Information collection on consumer perceptions is particularly relevant when developing market
strategies for wine, especially so when local production and certification of origin play an important
role in the wine market of a given district, as in the case at hand. Investigating and characterizing the
structure of preference heterogeneity become crucial steps in every successful marketing strategy. The
purpose of this paper is to investigate the sources of systematic differences in consumer preferences.

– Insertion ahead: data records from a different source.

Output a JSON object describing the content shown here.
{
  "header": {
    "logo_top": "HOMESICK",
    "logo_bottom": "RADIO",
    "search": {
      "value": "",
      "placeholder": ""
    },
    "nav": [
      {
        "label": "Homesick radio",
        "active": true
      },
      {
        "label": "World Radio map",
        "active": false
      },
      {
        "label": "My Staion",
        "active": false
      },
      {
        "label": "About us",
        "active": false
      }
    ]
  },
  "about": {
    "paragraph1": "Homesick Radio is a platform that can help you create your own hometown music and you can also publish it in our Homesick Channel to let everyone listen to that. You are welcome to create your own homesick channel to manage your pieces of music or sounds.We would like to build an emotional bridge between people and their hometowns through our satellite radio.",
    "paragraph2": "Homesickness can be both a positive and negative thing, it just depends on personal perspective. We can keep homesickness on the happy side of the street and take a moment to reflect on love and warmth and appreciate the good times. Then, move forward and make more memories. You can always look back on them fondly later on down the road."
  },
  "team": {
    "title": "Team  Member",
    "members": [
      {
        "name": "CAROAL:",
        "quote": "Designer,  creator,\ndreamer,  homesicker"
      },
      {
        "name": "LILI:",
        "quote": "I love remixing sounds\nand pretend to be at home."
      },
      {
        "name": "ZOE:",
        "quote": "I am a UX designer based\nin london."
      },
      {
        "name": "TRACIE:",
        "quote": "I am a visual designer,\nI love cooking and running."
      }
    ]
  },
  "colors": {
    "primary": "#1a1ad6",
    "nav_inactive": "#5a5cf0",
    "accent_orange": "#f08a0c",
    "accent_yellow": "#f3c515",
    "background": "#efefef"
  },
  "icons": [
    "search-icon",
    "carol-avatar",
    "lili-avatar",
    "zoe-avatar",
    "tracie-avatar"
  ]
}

Design/methodology/approach – The paper explores the effect of inclusion of answers to
attitudinal questions in a latent class regression model of stated willingness to pay (WTP) for this
specialty wine. These additional variables were included in the membership equations to investigate
whether they could be of help in the identification of latent classes. The individual specific WTPs from
the sampled respondents were then derived from the best fitting model and examined for consistency.
Findings – The use of answers to attitudinal question in the latent class regression model is found to
improve model fit, thereby helping in the identification of latent classes. The best performing model
obtained makes use of both attitudinal scores and socio-economic covariates identifying five latent
classes. A reasonable pattern of differences in WTP for Prosecco between CDO and TGI types were
derived from this model.
Originality/value – The approach appears informative and promising: attitudes emerge as
important ancillary indicators of taste differences for specialty wines. This might be of interest per se
and of practical use in market segmentation. If future research shows that these variables can be of use
in other contexts, it is quite possible that more attitudinal questions will be routinely incorporated in
structural latent class hedonic models.